25th April 2025
The first person to wish me a Happy Easter this past Sunday wasn’t a fellow Christian, but the smiling Asian attendant at the garage where we’d called in for one or two items on our way to church. (In passing, am I the only one who wonders whether there remains good reason for making supermarkets stay closed on Easter Sunday?) Pleasantly surprised by this turn of events, I gladly returned the greeting, and he seemed equally pleased to receive it.
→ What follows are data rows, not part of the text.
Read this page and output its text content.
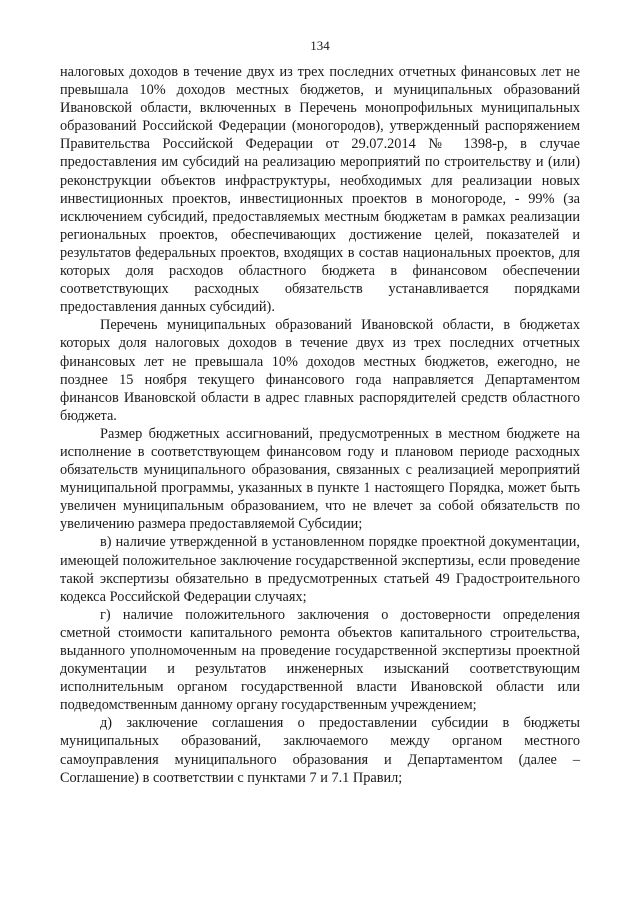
134

налоговых доходов в течение двух из трех последних отчетных финансовых лет не превышала 10% доходов местных бюджетов, и муниципальных образований Ивановской области, включенных в Перечень монопрофильных муниципальных образований Российской Федерации (моногородов), утвержденный распоряжением Правительства Российской Федерации от 29.07.2014 № 1398-р, в случае предоставления им субсидий на реализацию мероприятий по строительству и (или) реконструкции объектов инфраструктуры, необходимых для реализации новых инвестиционных проектов, инвестиционных проектов в моногороде, - 99% (за исключением субсидий, предоставляемых местным бюджетам в рамках реализации региональных проектов, обеспечивающих достижение целей, показателей и результатов федеральных проектов, входящих в состав национальных проектов, для которых доля расходов областного бюджета в финансовом обеспечении соответствующих расходных обязательств устанавливается порядками предоставления данных субсидий).

Перечень муниципальных образований Ивановской области, в бюджетах которых доля налоговых доходов в течение двух из трех последних отчетных финансовых лет не превышала 10% доходов местных бюджетов, ежегодно, не позднее 15 ноября текущего финансового года направляется Департаментом финансов Ивановской области в адрес главных распорядителей средств областного бюджета.

Размер бюджетных ассигнований, предусмотренных в местном бюджете на исполнение в соответствующем финансовом году и плановом периоде расходных обязательств муниципального образования, связанных с реализацией мероприятий муниципальной программы, указанных в пункте 1 настоящего Порядка, может быть увеличен муниципальным образованием, что не влечет за собой обязательств по увеличению размера предоставляемой Субсидии;

в) наличие утвержденной в установленном порядке проектной документации, имеющей положительное заключение государственной экспертизы, если проведение такой экспертизы обязательно в предусмотренных статьей 49 Градостроительного кодекса Российской Федерации случаях;

г) наличие положительного заключения о достоверности определения сметной стоимости капитального ремонта объектов капитального строительства, выданного уполномоченным на проведение государственной экспертизы проектной документации и результатов инженерных изысканий соответствующим исполнительным органом государственной власти Ивановской области или подведомственным данному органу государственным учреждением;

д) заключение соглашения о предоставлении субсидии в бюджеты муниципальных образований, заключаемого между органом местного самоуправления муниципального образования и Департаментом (далее – Соглашение) в соответствии с пунктами 7 и 7.1 Правил;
The exchange ended there, but thinking about it afterwards, I wondered whether he might after all have been a fellow Christian; it wasn’t impossible. If not, was he showing the respect typical of Hindus, for example, for other people’s faith at what he knew to be a major UK religious festival? Or, again, was he simply being friendly in a culturally appropriate fashion? I’ll never know for sure, of course, but it strikes me that his greeting had echoes of the message of the angels at the empty tomb. Just in case I’d forgotten, I was being reminded that it was Easter Day, that Christ is risen! And Halleluiah for that!
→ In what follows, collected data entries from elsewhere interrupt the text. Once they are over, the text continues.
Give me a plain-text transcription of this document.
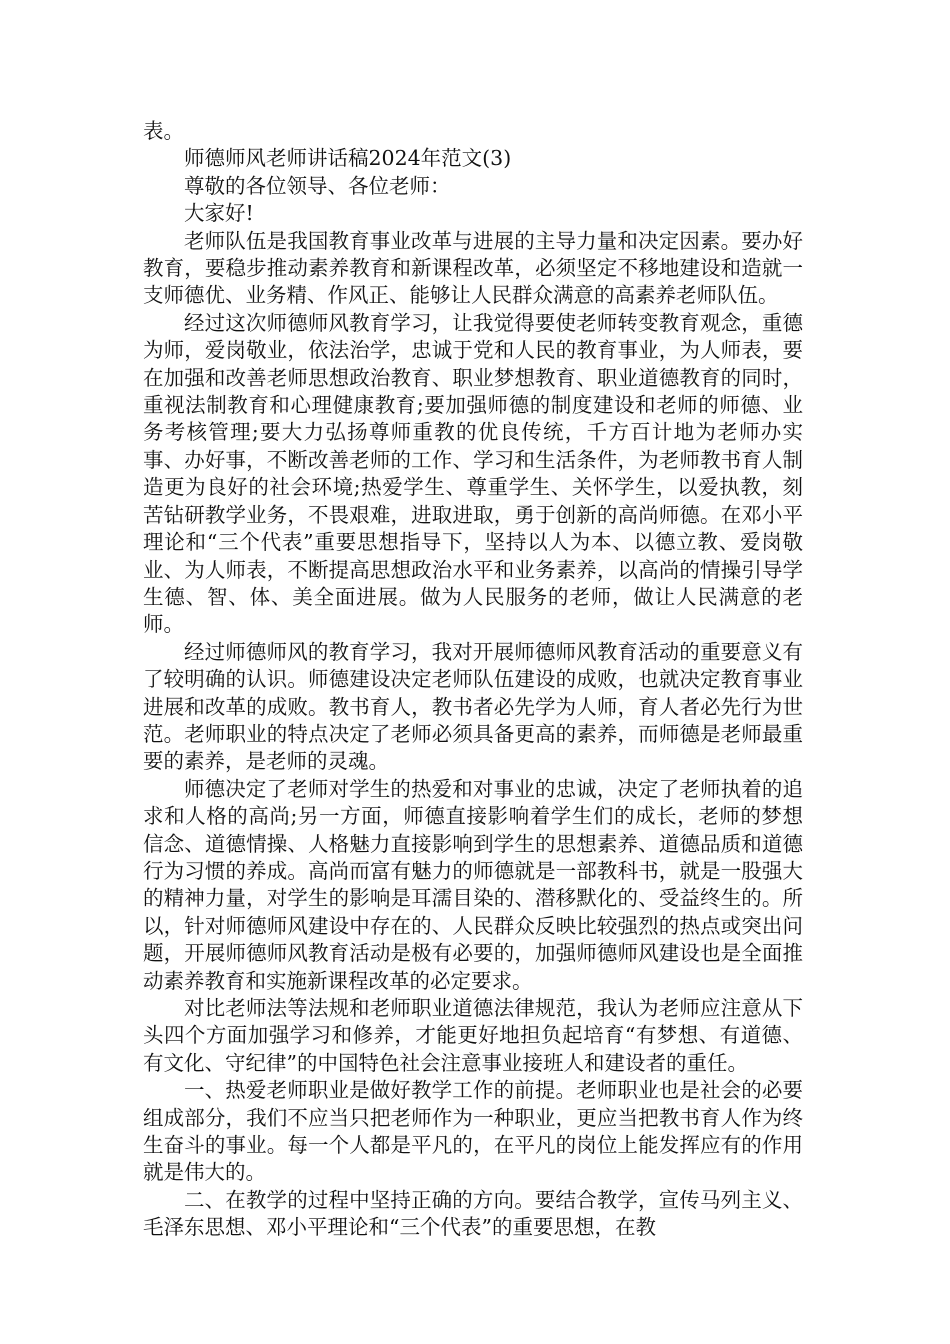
表。

师德师风老师讲话稿2024年范文(3)

尊敬的各位领导、各位老师：

大家好!

老师队伍是我国教育事业改革与进展的主导力量和决定因素。要办好教育，要稳步推动素养教育和新课程改革，必须坚定不移地建设和造就一支师德优、业务精、作风正、能够让人民群众满意的高素养老师队伍。

经过这次师德师风教育学习，让我觉得要使老师转变教育观念，重德为师，爱岗敬业，依法治学，忠诚于党和人民的教育事业，为人师表，要在加强和改善老师思想政治教育、职业梦想教育、职业道德教育的同时，重视法制教育和心理健康教育;要加强师德的制度建设和老师的师德、业务考核管理;要大力弘扬尊师重教的优良传统，千方百计地为老师办实事、办好事，不断改善老师的工作、学习和生活条件，为老师教书育人制造更为良好的社会环境;热爱学生、尊重学生、关怀学生，以爱执教，刻苦钻研教学业务，不畏艰难，进取进取，勇于创新的高尚师德。在邓小平理论和“三个代表”重要思想指导下，坚持以人为本、以德立教、爱岗敬业、为人师表，不断提高思想政治水平和业务素养，以高尚的情操引导学生德、智、体、美全面进展。做为人民服务的老师，做让人民满意的老师。

经过师德师风的教育学习，我对开展师德师风教育活动的重要意义有了较明确的认识。师德建设决定老师队伍建设的成败，也就决定教育事业进展和改革的成败。教书育人，教书者必先学为人师，育人者必先行为世范。老师职业的特点决定了老师必须具备更高的素养，而师德是老师最重要的素养，是老师的灵魂。

师德决定了老师对学生的热爱和对事业的忠诚，决定了老师执着的追求和人格的高尚;另一方面，师德直接影响着学生们的成长，老师的梦想信念、道德情操、人格魅力直接影响到学生的思想素养、道德品质和道德行为习惯的养成。高尚而富有魅力的师德就是一部教科书，就是一股强大的精神力量，对学生的影响是耳濡目染的、潜移默化的、受益终生的。所以，针对师德师风建设中存在的、人民群众反映比较强烈的热点或突出问题，开展师德师风教育活动是极有必要的，加强师德师风建设也是全面推动素养教育和实施新课程改革的必定要求。

对比老师法等法规和老师职业道德法律规范，我认为老师应注意从下头四个方面加强学习和修养，才能更好地担负起培育“有梦想、有道德、有文化、守纪律”的中国特色社会注意事业接班人和建设者的重任。

一、热爱老师职业是做好教学工作的前提。老师职业也是社会的必要组成部分，我们不应当只把老师作为一种职业，更应当把教书育人作为终生奋斗的事业。每一个人都是平凡的，在平凡的岗位上能发挥应有的作用就是伟大的。

二、在教学的过程中坚持正确的方向。要结合教学，宣传马列主义、毛泽东思想、邓小平理论和“三个代表”的重要思想，在教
The Risen Christ takes the Church as his Bride, but that doesn’t mean we have him locked up tidily in our preferred structures and practices. His resurrection means that now he’s free, let loose, to walk the highways and byways of this world, revealing himself where and how he chooses, speaking through the lips of saint, sinner, seraph or shop assistant, showing God’s love and compassion in the bold sacrifices of the brave and, more frequently, the unexpected kindnesses of strangers.